The character development does seem to have taken a backseat to the visual elements of this film, but what the cast do bring to the table, they bring in spades. Other than Cumberbatch’s questionable American accent falling awkwardly on British ears his performance is fantastic, as are those from Ejiofor, Mikkelsen and Swinton. Ejiofor fills his role perfectly, manifesting as an immovable pillar of virtue, although his character’s progression is, while believable, perhaps a little rushed. Mikkelsen is in top form as a brilliant, albeit shallow, villain, while Swinton’s cryptically named ‘The Ancient One’ is as wise and as composed as all good sages should be.

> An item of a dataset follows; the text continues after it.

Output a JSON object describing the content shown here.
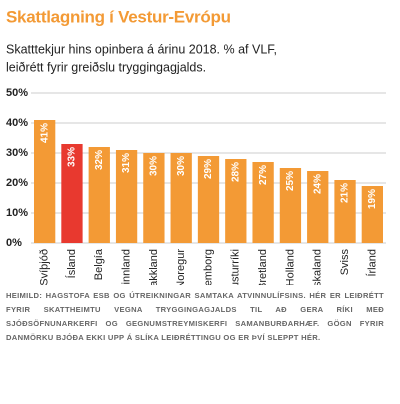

But the most endearing element of this film is its ‘Aesop’s Fable-esque’ message. It has a genuine lesson to it which a lot of Marvel films have been lacking in the midst of explosions and talking robots. Within a film which takes a ‘more-is-more’ approach to its visuals, the ’less-is-more’ approach to its philosophy is a perfect contrast. It allows watchers to connect and identify with the protagonist, while also serving to ground and not overcomplicate a film which already flirts dangerously with becoming perplexing.
In all, Derrickson and his team have done a fantastic job of injecting some originality and heart into a currently sprawling and perhaps weary franchise. No Marvel film has taken such a large step towards the fantasy genre since Thor (2011), and what those involved with Doctor Strange have created is a stunning effort.
In one line: Both fresh and inventive, Doctor Strange is a breathtaking but measured visual masterpiece, although perhaps at the expense of its characters.
*Spiderman came out in 2002??!! What the f**k?!